Snoop Dogg: Peace und Love, Leute
Snoop Dogg heißt jetzt Snoop Lion: Der Gangsta-Rapper reist nach Jamaika wird zum Rastafari und veröffentlicht ein Reggae-Album sowie einen Film mit dem Titel „Reincarnated“. Die musikalische Kreativität der Insel bleibt allerdings außen vor - prodziert hat die Platte der weiße US-Amerikaner Diplo.
Die Stimme klingt leicht verhangen, der Sprecher macht zwischen den Sätzen lange Pausen. Es wirkt, als legte jemand eine Beichte ab: „Wir verlieren so viele großartige Musiker, und wir lieben sie nicht, während sie noch unter uns sind. Ich will geliebt werden, solange ich noch hier bin. Und der einzige Weg, Liebe zu bekommen, ist Liebe zu geben.“
Die Stimme gehört Calvin Cordozar Broadus Jr. alias Snoop Dogg. Er ist einer der erfolgreichsten Rapper der Popgeschichte, gehörte in den Neunzigern zu den Protagonisten des Gangsta-Rap und hat immer wieder Standards gesetzt, an denen sich jüngere Rapper messen mussten. Die Sätze stammen aus dem Film „Reincarnated“, sie leiten Snoops neues Album ein, das den gleichen Titel trägt. Seit er letztes Jahr nach Jamaika reiste, nennt sich der Mann aus Los Angeles Snoop Lion. Der Gangster ist in Jamaika gestorben, wiedergeboren wurde Snoop als Rasta. Das jedenfalls erzählt der Film des britischen Dokumentaristen Andy Capper. Einen Monat begleitet er den Rapper, der in Jamaika den Geist des wahren Reggae finden will. Diesem gehe es darum, so Snoop, die Botschaft von Liebe und Frieden unter den Menschen zu verbreiten. Und Bob Marley sei der Prophet dieser Lehre.
Viel mehr als Bob Marley, dem Snoop sich verwandt fühlt, kennt er allerdings nicht. Marley ist nun aber schon eine ganze Weile tot, wie auch seine Musik auf der von Armut und horrender Gewaltkriminalität geschlagenen Karibikinsel, keine Rolle mehr spielt.
Der Sound Jamaikas ist seit Jahrzehnten bestimmt von knallhartem Dancehall: im lokalen Patois vorgetragene knallige und grelle Reportagen aus den harschen Ghettos der Hauptstadt Kingston, kaum tauglich für den Weltmarkt.

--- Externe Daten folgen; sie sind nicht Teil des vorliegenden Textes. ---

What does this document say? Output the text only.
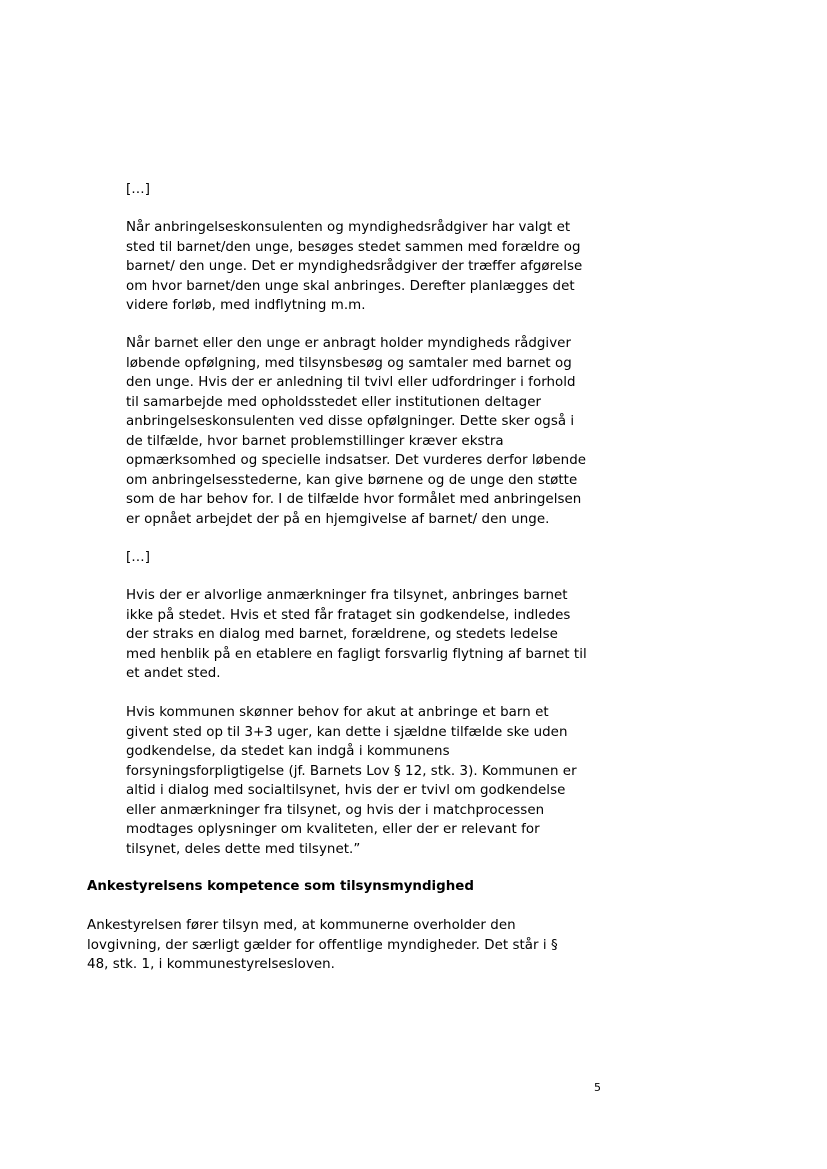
[…]
Når anbringelseskonsulenten og myndighedsrådgiver har valgt et
sted til barnet/den unge, besøges stedet sammen med forældre og
barnet/ den unge. Det er myndighedsrådgiver der træffer afgørelse
om hvor barnet/den unge skal anbringes. Derefter planlægges det
videre forløb, med indflytning m.m.
Når barnet eller den unge er anbragt holder myndigheds rådgiver
løbende opfølgning, med tilsynsbesøg og samtaler med barnet og
den unge. Hvis der er anledning til tvivl eller udfordringer i forhold
til samarbejde med opholdsstedet eller institutionen deltager
anbringelseskonsulenten ved disse opfølgninger. Dette sker også i
de tilfælde, hvor barnet problemstillinger kræver ekstra
opmærksomhed og specielle indsatser. Det vurderes derfor løbende
om anbringelsesstederne, kan give børnene og de unge den støtte
som de har behov for. I de tilfælde hvor formålet med anbringelsen
er opnået arbejdet der på en hjemgivelse af barnet/ den unge.
[…]
Hvis der er alvorlige anmærkninger fra tilsynet, anbringes barnet
ikke på stedet. Hvis et sted får frataget sin godkendelse, indledes
der straks en dialog med barnet, forældrene, og stedets ledelse
med henblik på en etablere en fagligt forsvarlig flytning af barnet til
et andet sted.
Hvis kommunen skønner behov for akut at anbringe et barn et
givent sted op til 3+3 uger, kan dette i sjældne tilfælde ske uden
godkendelse, da stedet kan indgå i kommunens
forsyningsforpligtigelse (jf. Barnets Lov § 12, stk. 3). Kommunen er
altid i dialog med socialtilsynet, hvis der er tvivl om godkendelse
eller anmærkninger fra tilsynet, og hvis der i matchprocessen
modtages oplysninger om kvaliteten, eller der er relevant for
tilsynet, deles dette med tilsynet.”
Ankestyrelsens kompetence som tilsynsmyndighed
Ankestyrelsen fører tilsyn med, at kommunerne overholder den
lovgivning, der særligt gælder for offentlige myndigheder. Det står i §
48, stk. 1, i kommunestyrelsesloven.
5
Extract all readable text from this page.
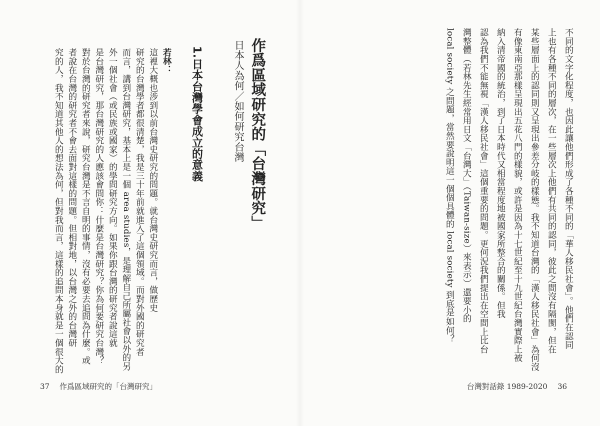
作爲區域研究的「台灣研究」
日本人為何／如何研究台灣
1.日本台灣學會成立的意義
若林：
這裡大概也涉到以前台灣史研究的問題。就台灣史研究而言，做歷史
研究的台灣學者都很清楚，我是三十年前就進入了這個領域。而對外國的研究者
而言，講到台灣研究，基本上是一個 area studies，是理解自己所屬社會以外的另
外一個社會（或民族或國家）的學問研究方向。如果你跟台灣的研究者說這就
是台灣研究，那台灣研究的人應該會問你：什麼是台灣研究？你為何要研究台灣？
對於台灣的研究者來說，研究台灣是不言自明的事情，沒有必要去追問為什麼。或
者說在台灣的研究者不會去面對這樣的問題。但相對地，以台灣之外的台灣研
究的人，我不知道其他人的想法為何，但對我而言，這樣的追問本身就是一個很大的
37 作爲區域研究的「台灣研究」
不同的文字化程度，也因此讓他們形成了各種不同的「華人移民社會」。他們在認同
上也有各種不同的層次，在一些層次上他們有共同的認同，彼此之間沒有隔閡，但在
某些層面上的認同則又呈現出參差分岐的樣態。我不知道台灣的「漢人移民社會」為何沒
有像東南亞那樣呈現出五花八門的樣貌，或許是因為十七世紀至十九世紀台灣實際上被
納入清帝國的統治，到了日本時代又相當程度地被國家所整合的關係。但我
認為我們不能無視「漢人移民社會」這個重要的問題。更何況我們提出在空間上比台
灣整體（若林先生經常用日文「台灣大」（Taiwan-size）來表示）還要小的
local society 之問題，當然要說明這一個個具體的 local society 到底是如何？
台灣對話錄 1989-2020 36
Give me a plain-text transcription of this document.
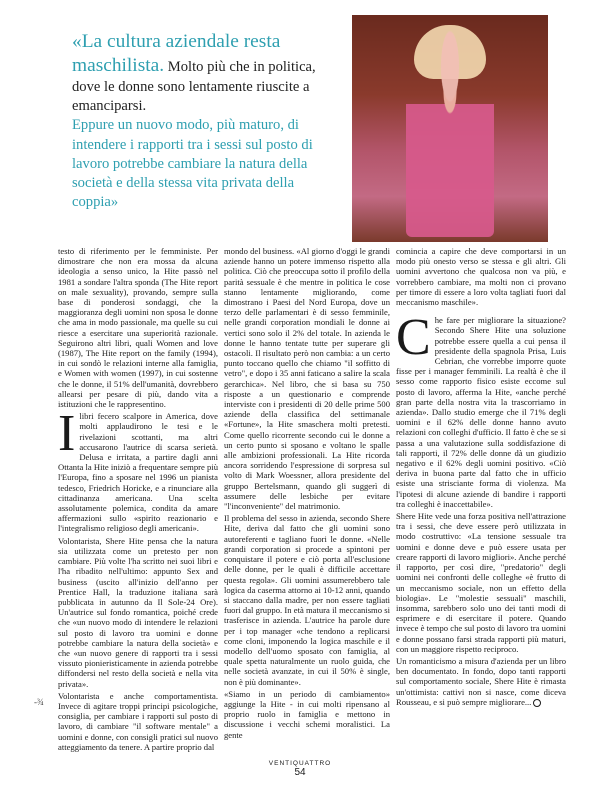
«La cultura aziendale resta maschilista. Molto più che in politica, dove le donne sono lentamente riuscite a emanciparsi.

Eppure un nuovo modo, più maturo, di intendere i rapporti tra i sessi sul posto di lavoro potrebbe cambiare la natura della società e della stessa vita privata della coppia»

testo di riferimento per le femministe. Per dimostrare che non era mossa da alcuna ideologia a senso unico, la Hite passò nel 1981 a sondare l'altra sponda (The Hite report on male sexuality), provando, sempre sulla base di ponderosi sondaggi, che la maggioranza degli uomini non sposa le donne che ama in modo passionale, ma quelle su cui riesce a esercitare una superiorità razionale. Seguirono altri libri, quali Women and love (1987), The Hite report on the family (1994), in cui sondò le relazioni interne alla famiglia, e Women with women (1997), in cui sostenne che le donne, il 51% dell'umanità, dovrebbero allearsi per pesare di più, dando vita a istituzioni che le rappresentino.

Ilibri fecero scalpore in America, dove molti applaudirono le tesi e le rivelazioni scottanti, ma altri accusarono l'autrice di scarsa serietà. Delusa e irritata, a partire dagli anni Ottanta la Hite iniziò a frequentare sempre più l'Europa, fino a sposare nel 1996 un pianista tedesco, Friedrich Horicke, e a rinunciare alla cittadinanza americana. Una scelta assolutamente polemica, condita da amare affermazioni sullo «spirito reazionario e l'integralismo religioso degli americani».

Volontarista, Shere Hite pensa che la natura sia utilizzata come un pretesto per non cambiare. Più volte l'ha scritto nei suoi libri e l'ha ribadito nell'ultimo: appunto Sex and business (uscito all'inizio dell'anno per Prentice Hall, la traduzione italiana sarà pubblicata in autunno da Il Sole-24 Ore). Un'autrice sul fondo romantica, poiché crede che «un nuovo modo di intendere le relazioni sul posto di lavoro tra uomini e donne potrebbe cambiare la natura della società» e che «un nuovo genere di rapporti tra i sessi vissuto pionieristicamente in azienda potrebbe diffondersi nel resto della società e nella vita privata».

Volontarista e anche comportamentista. Invece di agitare troppi principi psicologiche, consiglia, per cambiare i rapporti sul posto di lavoro, di cambiare "il software mentale" a uomini e donne, con consigli pratici sul nuovo atteggiamento da tenere. A partire proprio dal

mondo del business. «Al giorno d'oggi le grandi aziende hanno un potere immenso rispetto alla politica. Ciò che preoccupa sotto il profilo della parità sessuale è che mentre in politica le cose stanno lentamente migliorando, come dimostrano i Paesi del Nord Europa, dove un terzo delle parlamentari è di sesso femminile, nelle grandi corporation mondiali le donne ai vertici sono solo il 2% del totale. In azienda le donne le hanno tentate tutte per superare gli ostacoli. Il risultato però non cambia: a un certo punto toccano quello che chiamo "il soffitto di vetro", e dopo i 35 anni faticano a salire la scala gerarchica». Nel libro, che si basa su 750 risposte a un questionario e comprende interviste con i presidenti di 20 delle prime 500 aziende della classifica del settimanale «Fortune», la Hite smaschera molti pretesti. Come quello ricorrente secondo cui le donne a un certo punto si sposano e voltano le spalle alle ambizioni professionali. La Hite ricorda ancora sorridendo l'espressione di sorpresa sul volto di Mark Woessner, allora presidente del gruppo Bertelsmann, quando gli suggerì di assumere delle lesbiche per evitare "l'inconveniente" del matrimonio.

Il problema del sesso in azienda, secondo Shere Hite, deriva dal fatto che gli uomini sono autoreferenti e tagliano fuori le donne. «Nelle grandi corporation si procede a spintoni per conquistare il potere e ciò porta all'esclusione delle donne, per le quali è difficile accettare questa regola». Gli uomini assumerebbero tale logica da caserma attorno ai 10-12 anni, quando si staccano dalla madre, per non essere tagliati fuori dal gruppo. In età matura il meccanismo si trasferisce in azienda. L'autrice ha parole dure per i top manager «che tendono a replicarsi come cloni, imponendo la logica maschile e il modello dell'uomo sposato con famiglia, al quale spetta naturalmente un ruolo guida, che nelle società avanzate, in cui il 50% è single, non è più dominante».

«Siamo in un periodo di cambiamento» aggiunge la Hite - in cui molti ripensano al proprio ruolo in famiglia e mettono in discussione i vecchi schemi moralistici. La gente

comincia a capire che deve comportarsi in un modo più onesto verso se stessa e gli altri. Gli uomini avvertono che qualcosa non va più, e vorrebbero cambiare, ma molti non ci provano per timore di essere a loro volta tagliati fuori dal meccanismo maschile».

Che fare per migliorare la situazione? Secondo Shere Hite una soluzione potrebbe essere quella a cui pensa il presidente della spagnola Prisa, Luis Cebrian, che vorrebbe imporre quote fisse per i manager femminili. La realtà è che il sesso come rapporto fisico esiste eccome sul posto di lavoro, afferma la Hite, «anche perché gran parte della nostra vita la trascorriamo in azienda». Dallo studio emerge che il 71% degli uomini e il 62% delle donne hanno avuto relazioni con colleghi d'ufficio. Il fatto è che se si passa a una valutazione sulla soddisfazione di tali rapporti, il 72% delle donne dà un giudizio negativo e il 62% degli uomini positivo. «Ciò deriva in buona parte dal fatto che in ufficio esiste una strisciante forma di violenza. Ma l'ipotesi di alcune aziende di bandire i rapporti tra colleghi è inaccettabile».

Shere Hite vede una forza positiva nell'attrazione tra i sessi, che deve essere però utilizzata in modo costruttivo: «La tensione sessuale tra uomini e donne deve e può essere usata per creare rapporti di lavoro migliori». Anche perché il rapporto, per così dire, "predatorio" degli uomini nei confronti delle colleghe «è frutto di un meccanismo sociale, non un effetto della biologia». Le "molestie sessuali" maschili, insomma, sarebbero solo uno dei tanti modi di esprimere e di esercitare il potere. Quando invece è tempo che sul posto di lavoro tra uomini e donne possano farsi strada rapporti più maturi, con un maggiore rispetto reciproco.

Un romanticismo a misura d'azienda per un libro ben documentato. In fondo, dopo tanti rapporti sul comportamento sociale, Shere Hite è rimasta un'ottimista: cattivi non si nasce, come diceva Rousseau, e si può sempre migliorare...

-¾
VENTIQUATTRO
54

Es sei denn, weiße Jungs wie Major Lazer verbinden die Ghetto-Hysterie mit den Klischees der Electronic Dance Music (EDM). Das funktioniert so gut, dass der Kopf von Major Lazer, der US-Amerikaner Thomas Wesley Pentz alias Diplo, in den letzten Jahren zu einem der gefragtesten Produzenten auf dem überhitzten EDM-Markt wurde.
Ausgerechnet ihn trifft Snoop in Kingston zu Beginn des Filmes im legendären, von Bob Marleys erbauten Tuff Gong Studio. Statt eines lokalen Produzententalentes gibt ein weißer Ami die Beats vor. Was weniger von Ignoranz des bekennenden Dauerkiffers Snoop, sondern vielmehr von seinem, trotz aller Joints, ungetrübten Geschäftssinn zeugt.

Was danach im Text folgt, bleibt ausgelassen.